Department of Computer Science, University of California, Irvine, USA.
BMC Bioinformatics. 2014 Feb 5;15:42. doi: 10.1186/1471-2105-15-42.
Next-generation sequencing (NGS) enables rapid production of billions of bases at a relatively low cost. Mapping reads from next-generation sequencers to a given reference genome is an important first step in many sequencing applications. Popular read mappers, such as Bowtie and BWA, are optimized to return top one or a few candidate locations of each read.
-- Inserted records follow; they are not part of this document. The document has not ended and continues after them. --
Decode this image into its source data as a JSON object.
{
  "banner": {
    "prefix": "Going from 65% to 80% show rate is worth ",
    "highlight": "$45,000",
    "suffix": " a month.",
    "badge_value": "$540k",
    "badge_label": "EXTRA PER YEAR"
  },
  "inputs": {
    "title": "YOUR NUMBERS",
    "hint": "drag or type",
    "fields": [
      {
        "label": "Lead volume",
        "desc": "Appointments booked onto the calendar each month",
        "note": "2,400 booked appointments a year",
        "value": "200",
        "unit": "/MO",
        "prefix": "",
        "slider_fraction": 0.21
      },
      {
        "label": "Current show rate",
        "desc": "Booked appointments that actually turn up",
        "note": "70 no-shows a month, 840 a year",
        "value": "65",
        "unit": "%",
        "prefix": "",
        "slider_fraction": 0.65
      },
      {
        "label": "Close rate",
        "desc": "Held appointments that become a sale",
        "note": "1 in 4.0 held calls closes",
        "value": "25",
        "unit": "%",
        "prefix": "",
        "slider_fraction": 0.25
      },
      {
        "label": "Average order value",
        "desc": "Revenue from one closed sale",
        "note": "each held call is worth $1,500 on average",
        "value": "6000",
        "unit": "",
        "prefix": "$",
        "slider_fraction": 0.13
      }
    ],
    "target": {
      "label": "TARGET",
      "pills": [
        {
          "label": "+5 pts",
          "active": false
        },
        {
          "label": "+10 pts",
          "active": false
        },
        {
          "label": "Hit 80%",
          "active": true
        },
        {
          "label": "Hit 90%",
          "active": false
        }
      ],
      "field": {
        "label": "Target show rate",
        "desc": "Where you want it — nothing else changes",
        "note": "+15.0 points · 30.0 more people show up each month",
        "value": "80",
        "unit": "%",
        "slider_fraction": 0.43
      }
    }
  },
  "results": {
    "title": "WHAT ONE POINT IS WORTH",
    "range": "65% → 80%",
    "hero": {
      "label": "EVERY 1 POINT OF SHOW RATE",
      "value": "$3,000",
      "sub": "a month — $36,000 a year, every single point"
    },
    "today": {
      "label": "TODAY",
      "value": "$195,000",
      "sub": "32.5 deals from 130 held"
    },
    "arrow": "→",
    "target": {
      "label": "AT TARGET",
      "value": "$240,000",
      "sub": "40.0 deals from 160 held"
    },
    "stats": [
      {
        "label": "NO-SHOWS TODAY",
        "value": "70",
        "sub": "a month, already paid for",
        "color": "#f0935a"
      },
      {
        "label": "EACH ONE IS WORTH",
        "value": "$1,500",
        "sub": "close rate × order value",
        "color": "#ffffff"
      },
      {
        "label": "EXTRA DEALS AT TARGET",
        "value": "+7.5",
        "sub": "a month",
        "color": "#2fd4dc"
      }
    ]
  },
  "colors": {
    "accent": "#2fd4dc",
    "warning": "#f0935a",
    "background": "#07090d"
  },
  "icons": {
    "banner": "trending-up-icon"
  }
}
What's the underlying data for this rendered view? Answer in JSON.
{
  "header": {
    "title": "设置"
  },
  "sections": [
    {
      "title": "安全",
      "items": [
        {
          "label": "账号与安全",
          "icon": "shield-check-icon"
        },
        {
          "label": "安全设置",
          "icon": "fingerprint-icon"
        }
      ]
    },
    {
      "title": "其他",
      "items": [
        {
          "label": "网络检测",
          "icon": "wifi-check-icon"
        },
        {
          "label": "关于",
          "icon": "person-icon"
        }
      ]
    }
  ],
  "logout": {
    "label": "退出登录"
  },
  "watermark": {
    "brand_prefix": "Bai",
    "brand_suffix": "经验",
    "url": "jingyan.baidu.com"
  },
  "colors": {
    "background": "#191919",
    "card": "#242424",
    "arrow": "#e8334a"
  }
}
However, identifying all mapping locations of each read, instead of just one or a few, is also important in some sequencing applications such as ChIP-seq for discovering binding sites in repeat regions, and RNA-seq for transcript abundance estimation.
Here we present Hobbes2, a software package designed for fast and accurate alignment of NGS reads and specialized in identifying all mapping locations of each read. Hobbes2 efficiently identifies all mapping locations of reads using a novel technique that utilizes additional prefix q-grams to improve filtering. We extensively compare Hobbes2 with state-of-the-art read mappers, and show that Hobbes2 can be an order of magnitude faster than other read mappers while consuming less memory space and achieving similar accuracy.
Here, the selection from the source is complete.